Governments must adopt a whole series of highly unpalatable measures at least until 2015.Yet the plan will only work if real GDP grows by 2.75% each year. The depressing effect of extreme fiscal austerity makes this target look extremely difficult.

How did it come to this? And given the size of the intervention, why have the bond markets not been assuaged? Ireland was meant to be the firebreak in asserting the primacy of political commitment to the Euro over market irrationality. But this did not work. Instead Ireland got burned.

The explanation has to do with the fragmented sources of authority involved in managing the Euro, and the competing imperatives each of them needs to attend to.

The ECB intervened suddenly in response to the sharp rise in interest rates on Irish bonds, not because Ireland needed the deal, but because the ECB needed to stem uncertainty. It would seem that senior bank bondholders were exempted from taking any share of the pain at least in part because of the scale of the potential exposure of the German banks to Irish losses.

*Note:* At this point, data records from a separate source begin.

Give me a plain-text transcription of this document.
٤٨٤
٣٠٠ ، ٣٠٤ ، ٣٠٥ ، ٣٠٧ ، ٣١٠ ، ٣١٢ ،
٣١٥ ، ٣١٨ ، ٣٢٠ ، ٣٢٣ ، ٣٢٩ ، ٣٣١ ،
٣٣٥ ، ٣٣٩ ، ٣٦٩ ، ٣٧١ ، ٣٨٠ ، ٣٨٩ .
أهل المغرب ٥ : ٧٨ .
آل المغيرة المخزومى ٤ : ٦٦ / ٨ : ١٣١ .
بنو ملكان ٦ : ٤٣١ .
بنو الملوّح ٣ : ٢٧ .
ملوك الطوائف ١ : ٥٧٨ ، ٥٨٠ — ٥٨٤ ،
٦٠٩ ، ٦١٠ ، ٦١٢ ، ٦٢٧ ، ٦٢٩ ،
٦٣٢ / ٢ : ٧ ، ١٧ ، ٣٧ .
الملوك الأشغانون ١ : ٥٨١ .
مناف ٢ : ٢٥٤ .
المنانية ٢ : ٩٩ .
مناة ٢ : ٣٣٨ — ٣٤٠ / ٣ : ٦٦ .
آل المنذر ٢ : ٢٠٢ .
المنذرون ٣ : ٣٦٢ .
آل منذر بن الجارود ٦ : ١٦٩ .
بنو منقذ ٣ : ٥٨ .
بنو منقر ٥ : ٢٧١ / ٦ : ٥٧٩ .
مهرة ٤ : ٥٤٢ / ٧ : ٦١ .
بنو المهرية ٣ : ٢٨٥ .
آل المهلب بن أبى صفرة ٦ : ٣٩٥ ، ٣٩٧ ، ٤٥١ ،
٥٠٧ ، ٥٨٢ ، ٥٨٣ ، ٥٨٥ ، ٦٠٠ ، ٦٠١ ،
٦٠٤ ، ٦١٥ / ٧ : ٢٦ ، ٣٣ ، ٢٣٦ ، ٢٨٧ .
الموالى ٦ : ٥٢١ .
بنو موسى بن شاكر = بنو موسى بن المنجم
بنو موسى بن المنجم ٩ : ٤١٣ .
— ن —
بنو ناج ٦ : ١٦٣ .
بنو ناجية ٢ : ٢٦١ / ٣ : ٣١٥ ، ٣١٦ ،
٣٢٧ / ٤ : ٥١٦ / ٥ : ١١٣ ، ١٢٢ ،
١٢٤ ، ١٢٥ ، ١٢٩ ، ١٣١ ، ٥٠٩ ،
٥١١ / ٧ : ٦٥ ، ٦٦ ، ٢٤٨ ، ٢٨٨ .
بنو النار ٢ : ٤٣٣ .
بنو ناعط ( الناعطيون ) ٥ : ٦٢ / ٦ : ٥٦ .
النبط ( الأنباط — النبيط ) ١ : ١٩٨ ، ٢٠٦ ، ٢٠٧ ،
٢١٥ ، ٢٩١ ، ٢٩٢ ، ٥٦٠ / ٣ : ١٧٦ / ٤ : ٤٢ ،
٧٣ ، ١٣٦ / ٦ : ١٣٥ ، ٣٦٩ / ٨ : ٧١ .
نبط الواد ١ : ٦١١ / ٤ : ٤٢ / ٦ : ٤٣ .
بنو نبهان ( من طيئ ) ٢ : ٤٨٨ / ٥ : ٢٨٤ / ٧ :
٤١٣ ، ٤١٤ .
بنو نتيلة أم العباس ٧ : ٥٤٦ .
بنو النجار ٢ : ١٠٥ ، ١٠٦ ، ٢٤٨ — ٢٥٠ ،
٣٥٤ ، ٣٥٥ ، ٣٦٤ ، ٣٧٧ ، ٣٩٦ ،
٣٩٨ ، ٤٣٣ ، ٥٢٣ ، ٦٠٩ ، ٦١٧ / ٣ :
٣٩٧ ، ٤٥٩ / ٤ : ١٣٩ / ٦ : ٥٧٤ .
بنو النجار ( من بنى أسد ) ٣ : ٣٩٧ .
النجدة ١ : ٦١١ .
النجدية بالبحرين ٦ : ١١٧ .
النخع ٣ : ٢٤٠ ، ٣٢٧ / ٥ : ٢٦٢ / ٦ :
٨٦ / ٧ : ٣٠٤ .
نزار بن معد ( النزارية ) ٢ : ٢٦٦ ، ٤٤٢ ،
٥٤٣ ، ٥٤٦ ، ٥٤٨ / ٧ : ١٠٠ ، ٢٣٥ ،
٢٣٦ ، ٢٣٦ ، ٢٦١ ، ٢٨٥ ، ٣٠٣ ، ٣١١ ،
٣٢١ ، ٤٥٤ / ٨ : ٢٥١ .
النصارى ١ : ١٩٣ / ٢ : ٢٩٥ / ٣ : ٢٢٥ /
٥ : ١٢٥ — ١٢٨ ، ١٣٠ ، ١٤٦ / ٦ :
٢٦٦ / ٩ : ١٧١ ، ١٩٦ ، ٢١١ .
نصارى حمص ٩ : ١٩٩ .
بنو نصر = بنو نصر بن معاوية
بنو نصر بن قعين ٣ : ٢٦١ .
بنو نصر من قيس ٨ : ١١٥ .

Interest rates spiked because German and French leaders are now openly working toward putting the current emergency rescue measures on a more permanent footing. This will mean involving senior bondholders in unwinding any future defaults, consistent with IMF practices, but the plan will only take effect after 2013. But Angela Merkel’s open speculation now about the conditions for future default had the effect of further unsettling current investors. Moreover, if default is explicitly accepted as a possibility, the Euro could become as unstable as the European Monetary System was during the 1980s.

Angela Merkel has other problems too: German popular opinion is restive about what is seen as a one-way flow of German taxpayers’ money to the troubled periphery. The result is that her public statements, issued for different audiences, seem to lack consistency.

And yet financial difficulties are not a natural phenomenon like disease, nor are they spread through diffusion like fire. Bondholders and investors may exhibit a herd mentality and act from ‘animal spirits’, but they are not incapable of reasoning. Market uncertainties are the aggregate outcome of a host of assessments about risk and about growth.

The European fire-fighters seem to be at least one step behind the game on both of these issues. Bail-outs and safety nets are crisis measures, not for the long term; but planning for a stable resolution regime is causing its own uncertainties. Harsh and even punitive fiscal measures to address what are really financial and not fiscal crises will further depress growth in the European periphery. The only realistic prospect for generating new growth in the Eurozone is if Germany were to engage in demand-enhancing measures, not the fiscal contraction to which is now seems committed. There is little prospect of this happening at the moment.

Europe seems fated to a series of attempted fire-fights, one a time, without any clear prospect of stabilization in view. Meanwhile, Irish citizens look around at their scorched fiscal landscape in dismay.